Bottom-Line Thinking
“What’s the bottom line?” We all have asked that question in one circumstance or another. In a business transaction, it refers to the final cost of a particular item. If we are interviewing for a job, the bottom line for the potential employer might be a requirement that we be willing to work on the Sabbath. In essence, the bottom line takes us down to the foundation of any circumstance, and on that foundation, we can plot our course.
Bottom-line thinking is essential in running a successful above-board business. The same holds true in our spiritual lives. Through Solomon, God says, “Let us hear the conclusion of the whole matter: Fear God and keep His commandments, for this is man’s all. For God will bring every work into judgment, Including every secret thing, whether good or evil” (Ecclesiastes 12:13–14). That is a believer’s bottom line.
It is a wonderful bottom line, but there is more to it than meets the eye at first. John, the apostle, wrote, “If we say that we have no sin, we deceive ourselves, and the truth is not in us. If we confess our sins, He is faithful and just to forgive us our sins and to cleanse us from all unrighteousness” (1 John 1:8–9). We do still sin, if only in our minds, but through honesty borne of humility and repentance, God promises to cleanse us and forgive us. By this means, the bottom line remains our foundation.
The apostle also points to something that can and will, if we allow it, wreck our bottom line. “If we say that we have fellowship with Him, and walk in darkness, we lie and do not practice the truth” (1 John 1:6). If we pretend to have a spiritual connection with God, but our fruits show that we have no heart to truly repent and confess our sins to God, we will lose the light of the Holy Spirit.

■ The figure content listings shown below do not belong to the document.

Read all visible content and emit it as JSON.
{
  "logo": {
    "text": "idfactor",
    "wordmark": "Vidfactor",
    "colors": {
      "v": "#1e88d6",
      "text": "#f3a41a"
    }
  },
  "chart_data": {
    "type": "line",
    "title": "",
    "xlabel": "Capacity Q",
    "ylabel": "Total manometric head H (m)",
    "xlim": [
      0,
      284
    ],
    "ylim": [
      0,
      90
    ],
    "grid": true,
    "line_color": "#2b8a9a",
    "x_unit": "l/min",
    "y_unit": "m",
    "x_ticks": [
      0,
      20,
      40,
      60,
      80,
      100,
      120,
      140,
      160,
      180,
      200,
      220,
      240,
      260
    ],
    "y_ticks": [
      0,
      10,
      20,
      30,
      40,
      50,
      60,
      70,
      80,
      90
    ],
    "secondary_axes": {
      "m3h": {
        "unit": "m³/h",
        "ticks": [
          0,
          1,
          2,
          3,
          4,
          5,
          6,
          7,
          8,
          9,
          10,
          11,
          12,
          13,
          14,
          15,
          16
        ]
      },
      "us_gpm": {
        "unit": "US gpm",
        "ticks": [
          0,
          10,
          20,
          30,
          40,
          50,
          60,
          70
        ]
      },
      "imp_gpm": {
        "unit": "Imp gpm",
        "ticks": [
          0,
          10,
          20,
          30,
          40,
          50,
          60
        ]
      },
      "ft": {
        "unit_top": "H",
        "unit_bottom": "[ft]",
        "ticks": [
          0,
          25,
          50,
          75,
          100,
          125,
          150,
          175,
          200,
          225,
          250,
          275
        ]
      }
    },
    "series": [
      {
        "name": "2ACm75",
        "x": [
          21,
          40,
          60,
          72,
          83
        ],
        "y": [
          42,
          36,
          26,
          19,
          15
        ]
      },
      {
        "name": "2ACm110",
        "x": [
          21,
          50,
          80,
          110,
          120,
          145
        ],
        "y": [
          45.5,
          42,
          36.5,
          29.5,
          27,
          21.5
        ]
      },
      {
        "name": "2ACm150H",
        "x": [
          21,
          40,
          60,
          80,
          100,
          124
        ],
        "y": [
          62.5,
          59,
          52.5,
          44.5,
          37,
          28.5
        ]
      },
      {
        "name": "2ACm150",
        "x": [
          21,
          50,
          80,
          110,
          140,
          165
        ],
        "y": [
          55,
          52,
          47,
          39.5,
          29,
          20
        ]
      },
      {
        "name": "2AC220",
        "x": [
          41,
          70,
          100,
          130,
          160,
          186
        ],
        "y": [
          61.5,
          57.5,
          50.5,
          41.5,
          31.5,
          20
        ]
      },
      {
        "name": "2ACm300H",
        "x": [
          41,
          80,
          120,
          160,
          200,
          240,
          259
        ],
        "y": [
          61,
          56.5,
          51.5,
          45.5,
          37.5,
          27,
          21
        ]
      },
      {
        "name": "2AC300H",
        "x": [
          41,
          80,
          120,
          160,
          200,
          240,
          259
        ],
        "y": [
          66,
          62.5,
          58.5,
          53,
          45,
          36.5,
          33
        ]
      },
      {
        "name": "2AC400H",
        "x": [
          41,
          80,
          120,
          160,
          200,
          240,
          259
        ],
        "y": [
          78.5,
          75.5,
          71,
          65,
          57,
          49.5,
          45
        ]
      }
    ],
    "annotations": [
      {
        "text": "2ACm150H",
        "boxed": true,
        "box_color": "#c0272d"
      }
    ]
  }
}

You see, it is possible to proclaim the bottom line and yet be totally foundationless. “You who make your boast in the law, do you dishonor God through breaking the law? For “the name of God is blasphemed among the Gentiles because of you,” as it is written” (Romans 2:23–24). Not only does such fakery leave us foundationless, but it also encourages the unbelieving to blaspheme God!
Here, Paul reminds us how to maintain and build on that solid foundation. “Now we have received, not the spirit of the world, but the Spirit which is from God, that we might know the things that have been freely given to us by God. These things we also speak, not in words which man’s wisdom teaches but which the Holy Spirit teaches, comparing spiritual things with spiritual” (1 Corinthians 2:12–13). The Holy Spirit, which leads us into all truth, will help us recognize the areas in our spiritual lives that need to be overcome. If we yield to its lead, it will help to perfect us over time.
Bottom-line thinking comes from God through the Holy Spirit.